Anonymity is contentment.
When I was studying abroad in Cambridge, on a given lazy Sunday I would take the train on my own to London. Then I’d take the Tube to whatever stop seemed compelling: just me, my Oyster Card and a city running on the energy of millions of strangers.
On a cold but crisp January day,
Walking with feigned purpose,
You can see the whole of London on Parliament Hill.
But the people don’t recognize you.
They don’t even look.
How refreshing, how energizing
To observe an entire ecosystem of humans
And languages and words
And trains, boats, buses
And trees, bushes, ponds
To feel like you’re involved in it all, but removed from it too.
No need to live up to expectations in the city.
In high school, I had a fantasy that I would move to New York City. I’d go in college, of course, as any respectable eighteen-year-old would do. I had never been to the Big Apple before. This wasn’t uncommon in the Ozarks. People didn’t have a lot of money in that neck of the woods.
But I didn’t move, of course, because reality stopped by and forced me to look down. My feet were planted firmly into the Missouri soil, and I couldn’t afford to relocate.
(Technically, I couldn’t afford to attend a small liberal arts college and spend an entire year abroad, but I suppose $30,000 in student loans is better than $100,000.)

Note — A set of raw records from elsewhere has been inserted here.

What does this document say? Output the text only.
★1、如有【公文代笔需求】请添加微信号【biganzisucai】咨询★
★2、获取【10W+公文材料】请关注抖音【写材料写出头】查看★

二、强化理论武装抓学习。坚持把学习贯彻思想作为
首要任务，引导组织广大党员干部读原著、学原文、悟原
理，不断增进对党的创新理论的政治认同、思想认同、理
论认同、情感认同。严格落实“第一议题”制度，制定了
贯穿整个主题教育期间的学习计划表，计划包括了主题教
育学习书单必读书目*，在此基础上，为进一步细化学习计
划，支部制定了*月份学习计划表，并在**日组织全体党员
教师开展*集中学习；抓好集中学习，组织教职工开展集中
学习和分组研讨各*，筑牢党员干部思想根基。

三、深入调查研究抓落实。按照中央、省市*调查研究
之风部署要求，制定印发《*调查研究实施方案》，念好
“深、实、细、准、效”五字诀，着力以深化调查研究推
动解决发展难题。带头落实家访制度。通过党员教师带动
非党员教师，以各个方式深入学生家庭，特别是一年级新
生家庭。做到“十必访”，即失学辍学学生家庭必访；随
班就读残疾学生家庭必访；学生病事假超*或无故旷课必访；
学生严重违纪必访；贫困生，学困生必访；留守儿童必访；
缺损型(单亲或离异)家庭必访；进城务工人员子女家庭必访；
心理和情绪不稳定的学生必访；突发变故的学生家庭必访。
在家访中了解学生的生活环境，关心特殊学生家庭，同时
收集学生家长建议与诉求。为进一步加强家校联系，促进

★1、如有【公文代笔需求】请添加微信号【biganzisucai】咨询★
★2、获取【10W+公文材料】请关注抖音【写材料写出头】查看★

The desire to live in the city–to look up at a skyline of glass buildings instead of looking down at dead grass–never left. What a thrill it would be, to live in a space miles larger than I am, made of multiple histories, cultures, lives, stories. The thought scares some. It vitalizes me.
In two days, I’ll finally be in New York City. I’m going for a conference in business journalism, and I’m eager to learn what I can. But I’m also pining for that city sensation,
the paradox of being both a part and apart.